There is a relatively technical point that’s worth emphasizing here. The model gives a nonzero probability to each article being in each topic. But it pretty clearly doesn’t calculate each of those probabilities particularly carefully. If you look at the probability distribution for any article, there are some carefully calculated probabilities for anywhere from one to twenty topics. (Usually five to eight, at least by my impression.) Then all the other topics get the very same probability. What that same probability is seems, as far as I can tell, to be a factor of how confident the model is in its assignment. But it’s just some very very low number.

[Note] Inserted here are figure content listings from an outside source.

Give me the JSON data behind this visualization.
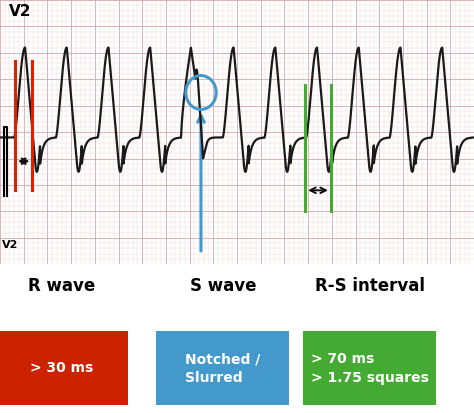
{
  "title": "V2",
  "ecg_bg_color": "#f7eeee",
  "grid_minor_color": "#e8cccc",
  "grid_major_color": "#d4a8a8",
  "ecg_color": "#1a1a1a",
  "ecg_linewidth": 1.6,
  "red_line_color": "#dd2200",
  "blue_circle_color": "#4499cc",
  "green_line_color": "#44aa33",
  "arrow_black": "#111111",
  "arrow_blue": "#4499cc",
  "label_r_wave": "R wave",
  "label_s_wave": "S wave",
  "label_rs_interval": "R-S interval",
  "box_r_color": "#cc2200",
  "box_r_text": "> 30 ms",
  "box_s_color": "#4499cc",
  "box_s_text": "Notched /\nSlurred",
  "box_rs_color": "#44aa33",
  "box_rs_text": "> 70 ms\n> 1.75 squares",
  "white": "#ffffff",
  "figsize": [
    4.74,
    4.13
  ],
  "dpi": 100
}
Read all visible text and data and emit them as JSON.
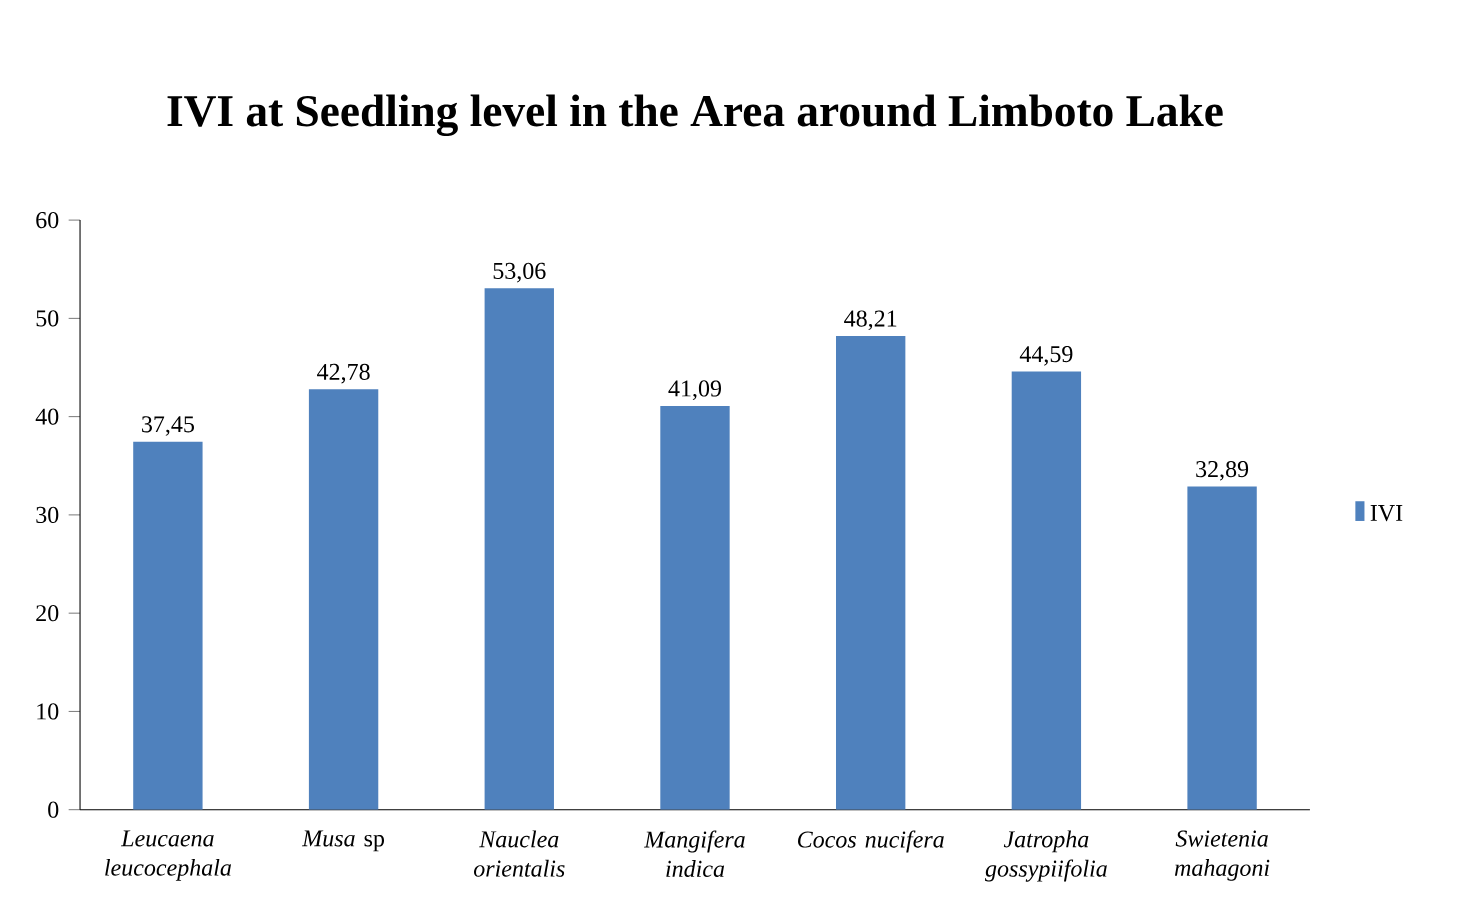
{
  "chart_data": {
    "type": "bar",
    "title": "IVI at Seedling level in the Area around Limboto Lake",
    "categories": [
      "*Leucaena leucocephala*",
      "*Musa* sp",
      "*Nauclea orientalis*",
      "*Mangifera indica*",
      "*Cocos nucifera*",
      "*Jatropha gossypiifolia*",
      "*Swietenia mahagoni*"
    ],
    "series": [
      {
        "name": "IVI",
        "color": "#4f81bd",
        "values": [
          37.45,
          42.78,
          53.06,
          41.09,
          48.21,
          44.59,
          32.89
        ],
        "value_labels": [
          "37,45",
          "42,78",
          "53,06",
          "41,09",
          "48,21",
          "44,59",
          "32,89"
        ]
      }
    ],
    "ylim": [
      0,
      60
    ],
    "yticks": [
      0,
      10,
      20,
      30,
      40,
      50,
      60
    ],
    "legend": "right",
    "grid": false
  }
}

What we’re seeing here is that for a bunch of pairs of topics, every one of the articles that is naturally in the first topic gets one of these residual probabilities for the second topic. For example, for every article in psychology, the probability that it is in formal epistemology is minimal.

That means we really shouldn’t care about the order of this table. This is a list of topics that the model thinks have basically nothing in common. And apart from being a little surprised about Kant being paired up that way with medical ethics and Freud, I can’t see much to complain about here. And note that even in that case, there are some medical ethics articles that the model thinks are a bit about Kant; it just thinks that no Kant articles are maybe about medical ethics. And that seems perfectly sensible.